JavaScript - AirBnB Style Guide:

  • Functions: the first word in lowercase, subsequent ones with initial uppercase and no separators (camelCase). Example myFunction.
  • Variables: follow the same convention as functions.
  • Classes: same as in Python, using PascalCase. Example: MyClass.
  • Methods: same as functions and variables, in camelCase.
  • Constants: written in uppercase with underscores (SCREAMING_SNAKE_CASE), as in Python. Example THIS_CONSTANT.
  • Packages: depends on the project and file type; generally, there is no defined convention except for special cases.

Choosing a language and maintaining it throughout a project is fundamental to maintaining coherence in the code.

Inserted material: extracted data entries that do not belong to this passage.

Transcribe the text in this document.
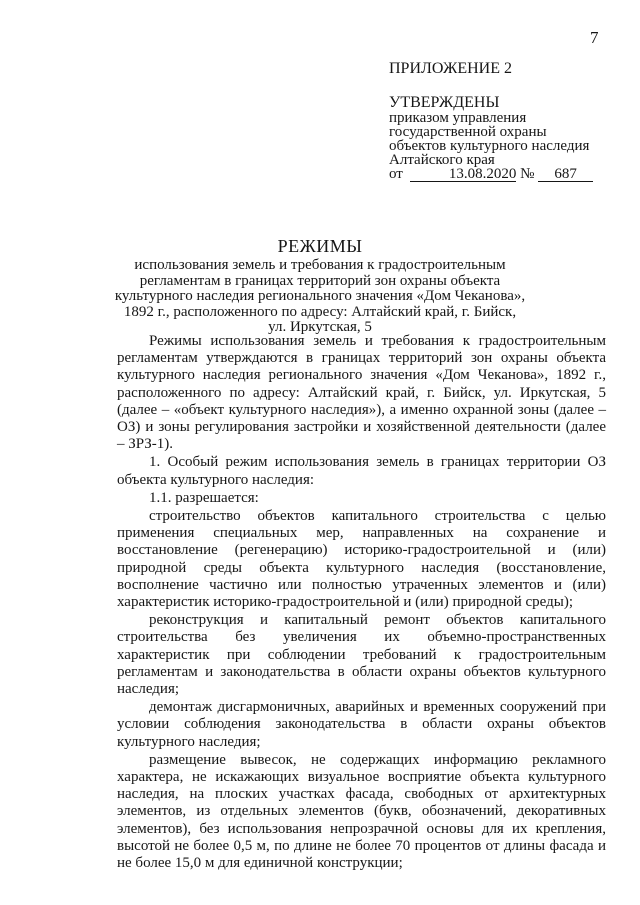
7
ПРИЛОЖЕНИЕ 2
УТВЕРЖДЕНЫ
приказом управления
государственной охраны
объектов культурного наследия
Алтайского края
от	13.08.2020 № 687
РЕЖИМЫ
использования земель и требования к градостроительным
регламентам в границах территорий зон охраны объекта
культурного наследия регионального значения «Дом Чеканова»,
1892 г., расположенного по адресу: Алтайский край, г. Бийск,
ул. Иркутская, 5

Режимы использования земель и требования к градостроительным регламентам утверждаются в границах территорий зон охраны объекта культурного наследия регионального значения «Дом Чеканова», 1892 г., расположенного по адресу: Алтайский край, г. Бийск, ул. Иркутская, 5 (далее – «объект культурного наследия»), а именно охранной зоны (далее – ОЗ) и зоны регулирования застройки и хозяйственной деятельности (далее – ЗРЗ-1).

1. Особый режим использования земель в границах территории ОЗ объекта культурного наследия:

1.1. разрешается:

строительство объектов капитального строительства с целью применения специальных мер, направленных на сохранение и восстановление (регенерацию) историко-градостроительной и (или) природной среды объекта культурного наследия (восстановление, восполнение частично или полностью утраченных элементов и (или) характеристик историко-градостроительной и (или) природной среды);

реконструкция и капитальный ремонт объектов капитального строительства без увеличения их объемно-пространственных характеристик при соблюдении требований к градостроительным регламентам и законодательства в области охраны объектов культурного наследия;

демонтаж дисгармоничных, аварийных и временных сооружений при условии соблюдения законодательства в области охраны объектов культурного наследия;

размещение вывесок, не содержащих информацию рекламного характера, не искажающих визуальное восприятие объекта культурного наследия, на плоских участках фасада, свободных от архитектурных элементов, из отдельных элементов (букв, обозначений, декоративных элементов), без использования непрозрачной основы для их крепления, высотой не более 0,5 м, по длине не более 70 процентов от длины фасада и не более 15,0 м для единичной конструкции;
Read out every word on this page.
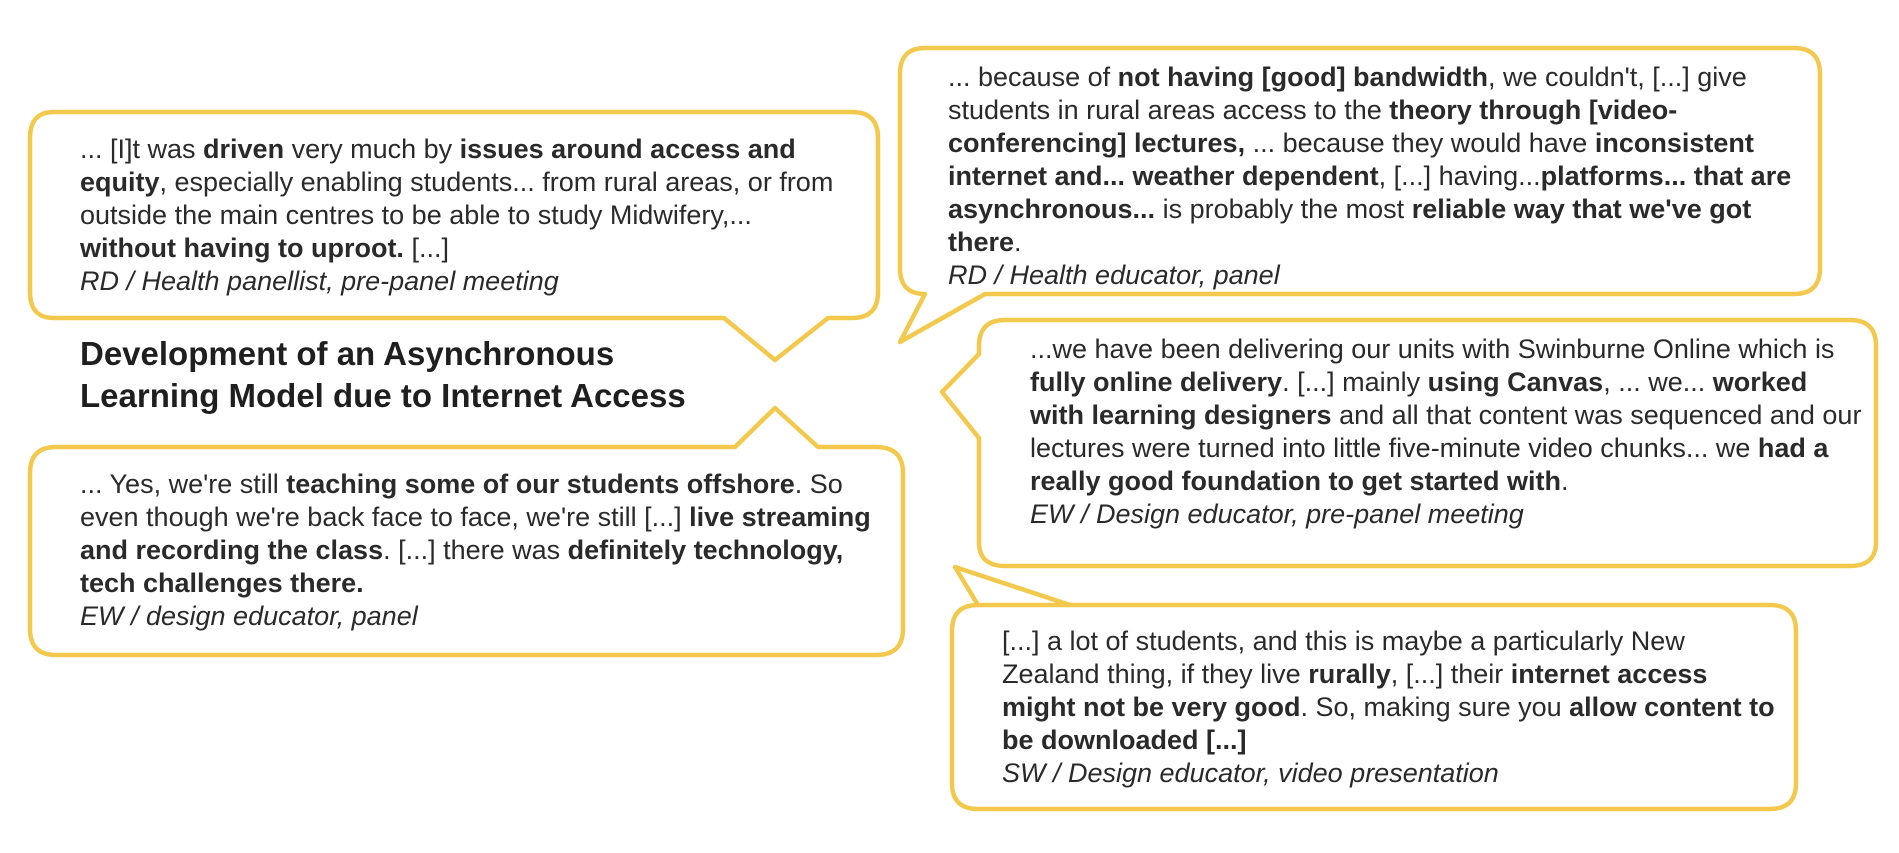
... [I]t was driven very much by issues around access and equity, especially enabling students... from rural areas, or from outside the main centres to be able to study Midwifery,... without having to uproot. [...]
RD / Health panellist, pre-panel meeting
Development of an Asynchronous
Learning Model due to Internet Access
... Yes, we're still teaching some of our students offshore. So even though we're back face to face, we're still [...] live streaming and recording the class. [...] there was definitely technology, tech challenges there.
EW / design educator, panel
... because of not having [good] bandwidth, we couldn't, [...] give students in rural areas access to the theory through [video-conferencing] lectures, ... because they would have inconsistent internet and... weather dependent, [...] having...platforms... that are asynchronous... is probably the most reliable way that we've got there.
RD / Health educator, panel
...we have been delivering our units with Swinburne Online which is fully online delivery. [...] mainly using Canvas, ... we... worked with learning designers and all that content was sequenced and our lectures were turned into little five-minute video chunks... we had a really good foundation to get started with.
EW / Design educator, pre-panel meeting
[...] a lot of students, and this is maybe a particularly New Zealand thing, if they live rurally, [...] their internet access might not be very good. So, making sure you allow content to be downloaded [...]
SW / Design educator, video presentation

If, for example, in one file we use a variable counter and then in another a variable contador, we will be creating an inconsistency that can generate confusion, especially in work teams with speakers of different languages.

Generally, English is usually the preferred language for writing code, as it coincides with the keywords of most programming languages and also facilitates communication and integration in multicultural work teams. It is important to avoid using special characters like ñ, á, ü as they can cause compatibility errors or hinder code writing and understanding. On the other hand, a large part of the documentation for languages, libraries, and APIs is in English, so choosing this language also facilitates access to resources and good practices.

  • Natural language semantics must be evident: When someone reviews any code, they should be able to explain what it does without problems.
  • When writing code with a top-down approach: functions go from the most general to the most concrete, always telling a story, thus obtaining evident natural language semantics.
  • It is important to choose good names for variables and functions. Both types of names must maintain coherence.
  • Typing is important to give more clarity to the code.
  • Follow the conventions of the language you use.
  • Be consistent with the language.